Meta-Analysis Based on Bayesian Model Averaging: Principles and Implementation

Abstract: Meta-analysis serves as an essential statistical methodology to synthesize independent empirical findings. It is deeply embedded across various quantitative disciplines. However, researchers routinely confront significant dilemmas regarding model selection throughout the analytical workflow. When managing across-study heterogeneity, researchers face a strict choice between fixed-effects and random-effects frameworks. Similarly, to mitigate the threat of potential publication bias, researchers choose from a diverse array of disparate correction models. At present, the field lacks a unified, standardized criterion for selecting the single optimal model configuration. Consequently, traditional approaches rely on a single chosen model and neglect model uncertainty. This omission causes overconfident statistical inferences, underestimated standard errors, and potentially biased estimates of the true population effect size. In turn, these estimation errors reduce the replicability of empirical findings.
To resolve these deep-seated methodological vulnerabilities, Bayesian Model Averaging (BMA) offers an innovative and mathematically rigorous paradigm that operates within the broader Bayesian statistical framework. Instead of an arbitrary, ex-ante selection of a single statistical model, BMA directly accommodates model uncertainty. It embeds all theoretically plausible candidate models into a single, cohesive model space. Specifically, BMA treats the model itself as a random variable within a probability space. This formulation effectively manages uncertainty in both the effect size and heterogeneity. By establishing prior probabilities for each model configuration, BMA leverages empirical data to calculate posterior model probabilities. This process quantifies the precise degree of empirical data support that each individual model receives. Ultimately, the final effect size is a weighted average across all models, where posterior probabilities directly determine individual model weights. This approach avoids the inherent biases of single-model selection. It yields a continuous measure of cumulative evidence rather than a binary accept-reject decision.

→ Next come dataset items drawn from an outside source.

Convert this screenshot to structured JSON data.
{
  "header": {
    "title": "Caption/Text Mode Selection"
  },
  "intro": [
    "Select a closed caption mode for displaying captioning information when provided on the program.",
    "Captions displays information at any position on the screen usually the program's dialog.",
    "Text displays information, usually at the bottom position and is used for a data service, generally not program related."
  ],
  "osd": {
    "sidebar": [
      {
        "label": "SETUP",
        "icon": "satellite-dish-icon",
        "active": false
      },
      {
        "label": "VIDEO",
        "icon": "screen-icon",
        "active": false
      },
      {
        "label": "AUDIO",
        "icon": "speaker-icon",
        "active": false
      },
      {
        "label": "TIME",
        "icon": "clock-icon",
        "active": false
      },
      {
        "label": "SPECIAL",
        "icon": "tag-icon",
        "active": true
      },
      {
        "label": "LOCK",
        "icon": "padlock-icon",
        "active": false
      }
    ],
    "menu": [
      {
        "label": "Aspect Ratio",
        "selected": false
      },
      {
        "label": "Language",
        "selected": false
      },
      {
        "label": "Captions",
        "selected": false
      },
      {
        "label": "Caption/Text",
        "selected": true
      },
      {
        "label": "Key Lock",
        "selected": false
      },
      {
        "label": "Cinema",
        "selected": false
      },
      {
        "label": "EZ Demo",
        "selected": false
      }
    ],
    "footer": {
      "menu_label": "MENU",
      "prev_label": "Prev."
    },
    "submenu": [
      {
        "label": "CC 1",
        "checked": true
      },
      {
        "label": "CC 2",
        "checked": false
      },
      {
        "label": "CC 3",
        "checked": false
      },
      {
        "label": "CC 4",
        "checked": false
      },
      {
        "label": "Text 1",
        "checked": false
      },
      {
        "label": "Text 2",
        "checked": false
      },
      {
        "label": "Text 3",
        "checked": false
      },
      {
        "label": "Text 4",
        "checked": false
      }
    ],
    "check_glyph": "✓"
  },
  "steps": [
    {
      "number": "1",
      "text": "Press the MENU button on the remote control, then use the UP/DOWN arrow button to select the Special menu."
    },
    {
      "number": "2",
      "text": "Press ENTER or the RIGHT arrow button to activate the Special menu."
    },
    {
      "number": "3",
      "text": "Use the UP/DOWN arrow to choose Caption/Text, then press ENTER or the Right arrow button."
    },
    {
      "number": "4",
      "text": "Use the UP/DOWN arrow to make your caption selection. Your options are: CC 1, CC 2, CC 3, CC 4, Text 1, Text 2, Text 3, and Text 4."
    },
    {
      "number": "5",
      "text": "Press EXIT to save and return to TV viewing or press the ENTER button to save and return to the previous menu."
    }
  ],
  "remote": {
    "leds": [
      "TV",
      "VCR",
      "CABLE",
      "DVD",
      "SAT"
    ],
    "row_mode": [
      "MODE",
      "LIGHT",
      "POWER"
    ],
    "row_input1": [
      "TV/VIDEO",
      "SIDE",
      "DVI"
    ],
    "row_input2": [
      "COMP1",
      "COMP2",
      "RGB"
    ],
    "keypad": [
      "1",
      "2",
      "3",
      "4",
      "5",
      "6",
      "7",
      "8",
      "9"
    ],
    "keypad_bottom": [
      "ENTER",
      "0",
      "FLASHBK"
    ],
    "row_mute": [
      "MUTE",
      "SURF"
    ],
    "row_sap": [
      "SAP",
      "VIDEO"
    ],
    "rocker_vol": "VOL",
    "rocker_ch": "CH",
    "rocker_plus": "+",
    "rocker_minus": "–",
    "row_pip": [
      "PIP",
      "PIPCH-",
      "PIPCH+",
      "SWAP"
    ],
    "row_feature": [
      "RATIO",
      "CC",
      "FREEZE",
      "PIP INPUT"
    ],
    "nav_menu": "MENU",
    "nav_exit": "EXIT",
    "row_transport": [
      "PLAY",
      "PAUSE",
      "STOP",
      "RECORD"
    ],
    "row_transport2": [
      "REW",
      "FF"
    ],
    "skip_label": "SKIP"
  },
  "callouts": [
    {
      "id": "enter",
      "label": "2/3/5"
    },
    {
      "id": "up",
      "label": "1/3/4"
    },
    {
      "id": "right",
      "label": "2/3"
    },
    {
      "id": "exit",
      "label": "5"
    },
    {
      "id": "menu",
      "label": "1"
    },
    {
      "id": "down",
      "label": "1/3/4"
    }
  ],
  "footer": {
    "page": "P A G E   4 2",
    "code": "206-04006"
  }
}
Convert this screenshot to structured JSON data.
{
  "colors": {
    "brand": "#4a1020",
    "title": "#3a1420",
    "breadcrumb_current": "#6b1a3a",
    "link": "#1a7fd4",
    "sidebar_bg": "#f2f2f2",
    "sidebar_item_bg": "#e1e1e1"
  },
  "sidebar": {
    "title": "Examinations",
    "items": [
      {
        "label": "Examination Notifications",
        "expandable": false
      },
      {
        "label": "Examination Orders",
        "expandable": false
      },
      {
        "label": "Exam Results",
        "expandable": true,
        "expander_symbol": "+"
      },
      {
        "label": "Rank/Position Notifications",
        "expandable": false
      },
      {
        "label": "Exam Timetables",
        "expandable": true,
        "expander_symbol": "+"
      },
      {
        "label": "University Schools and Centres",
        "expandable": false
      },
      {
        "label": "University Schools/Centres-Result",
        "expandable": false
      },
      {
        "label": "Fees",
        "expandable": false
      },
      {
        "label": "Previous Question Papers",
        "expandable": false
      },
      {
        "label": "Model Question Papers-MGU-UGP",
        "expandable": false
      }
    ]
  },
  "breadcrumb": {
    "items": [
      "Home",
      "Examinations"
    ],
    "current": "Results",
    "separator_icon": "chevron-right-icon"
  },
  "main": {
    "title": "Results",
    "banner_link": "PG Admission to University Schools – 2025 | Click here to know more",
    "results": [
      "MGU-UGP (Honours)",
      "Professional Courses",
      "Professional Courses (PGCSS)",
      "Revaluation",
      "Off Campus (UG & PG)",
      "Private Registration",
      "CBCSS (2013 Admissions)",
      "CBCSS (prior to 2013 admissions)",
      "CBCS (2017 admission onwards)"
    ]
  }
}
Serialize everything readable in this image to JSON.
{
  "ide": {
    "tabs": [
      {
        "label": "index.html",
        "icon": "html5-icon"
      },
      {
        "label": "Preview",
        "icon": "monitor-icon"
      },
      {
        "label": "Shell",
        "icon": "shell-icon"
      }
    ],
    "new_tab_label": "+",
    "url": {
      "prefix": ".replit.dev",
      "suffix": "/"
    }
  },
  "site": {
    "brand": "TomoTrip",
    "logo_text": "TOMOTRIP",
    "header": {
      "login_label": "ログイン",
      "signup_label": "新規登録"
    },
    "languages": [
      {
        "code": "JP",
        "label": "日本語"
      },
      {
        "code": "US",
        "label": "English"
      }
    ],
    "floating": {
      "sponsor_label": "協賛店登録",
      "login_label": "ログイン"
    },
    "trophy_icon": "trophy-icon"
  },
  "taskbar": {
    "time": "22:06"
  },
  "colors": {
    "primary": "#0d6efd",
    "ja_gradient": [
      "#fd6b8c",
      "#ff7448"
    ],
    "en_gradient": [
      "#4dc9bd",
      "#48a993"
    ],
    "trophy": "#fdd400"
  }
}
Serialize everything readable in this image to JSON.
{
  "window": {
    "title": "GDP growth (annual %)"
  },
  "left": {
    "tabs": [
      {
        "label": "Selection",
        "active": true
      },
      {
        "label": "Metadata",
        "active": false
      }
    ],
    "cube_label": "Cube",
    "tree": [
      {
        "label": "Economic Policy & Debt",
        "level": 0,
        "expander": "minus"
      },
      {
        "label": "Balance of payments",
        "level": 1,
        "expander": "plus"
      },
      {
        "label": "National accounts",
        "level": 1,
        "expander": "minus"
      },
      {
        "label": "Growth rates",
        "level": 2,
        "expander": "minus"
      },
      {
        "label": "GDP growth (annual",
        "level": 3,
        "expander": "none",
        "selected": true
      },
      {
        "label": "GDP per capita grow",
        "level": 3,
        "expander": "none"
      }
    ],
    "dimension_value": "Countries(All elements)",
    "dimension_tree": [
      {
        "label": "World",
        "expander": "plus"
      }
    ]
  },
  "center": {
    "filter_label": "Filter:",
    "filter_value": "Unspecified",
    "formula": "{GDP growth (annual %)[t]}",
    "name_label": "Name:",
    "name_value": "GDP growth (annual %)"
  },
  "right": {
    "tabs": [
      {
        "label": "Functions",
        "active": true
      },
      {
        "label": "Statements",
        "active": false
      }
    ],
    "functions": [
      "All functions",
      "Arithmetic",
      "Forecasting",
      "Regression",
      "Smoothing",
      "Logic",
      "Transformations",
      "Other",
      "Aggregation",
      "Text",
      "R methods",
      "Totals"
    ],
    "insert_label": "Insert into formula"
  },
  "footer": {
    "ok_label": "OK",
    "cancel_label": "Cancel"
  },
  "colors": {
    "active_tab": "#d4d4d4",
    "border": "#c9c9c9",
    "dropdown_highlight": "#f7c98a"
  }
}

Researchers operationalize this rigorous approach in meta-analysis as robust Bayesian meta-analysis (RoBMA). RoBMA inherits the core model-averaging principles of BMA. It systematically incorporates multiple publication bias correction models, such as selection models and PET-PEESE (precision-effect test and precision-effect estimate with standard error), into the Bayesian inference framework. It avoids a forced selection of a single optimal model. Instead, the framework weights competing hypotheses within the model space based directly on empirical data. This mechanism provides rigorous quantitative evidence, specifically inclusion Bayes factors (BF), to evaluate 3 critical hypotheses concurrently to govern the validity of literature synthesis. These hypotheses test whether a true population effect exists, whether study-level heterogeneity is present, and whether publication bias contaminates the literature. RoBMA constructs a multi-dimensional model space to map every possible combination of these 3 dimensions (e.g., presence vs. absence of an effect, presence vs. absence of heterogeneity, and presence vs. absence of publication bias). As a consequence, the framework outputs model-averaged posterior estimates that fully incorporate model uncertainty, delivering an exceptionally robust and reliable evaluation of the primary effect size. 
Beyond its conceptual and theoretical advantages, the practical execution of BMA-based meta-analysis has become highly viable due to contemporary computational breakthroughs and software integration. This paper comprehensively outlines the concrete, accessible pathways for applied researchers to deploy these advanced statistical techniques in real-world research scenarios. Specifically, the open-source statistical software JASP seamlessly executes the entire analytical pipeline, which provides an intuitive and user-friendly graphical user interface (GUI) for point-and-click execution. For researchers who require scriptability and reproducibility, specialized open-source packages make the methodology fully available into the R programming language. These programming tools facilitate automated reporting and extensive sensitivity analyses. They effectively lower the technical barriers to advanced Bayesian inference for non-statisticians. This paper effectively bridges the historical divide between intricate Bayesian theory and practical application. It delivers a definitive roadmap for researchers to maximize transparency and credibility in meta-analytic conclusions. Therefore, this methodology offers broad applicability for enhancing the robustness of evidence synthesis across psychological science and various other disciplines.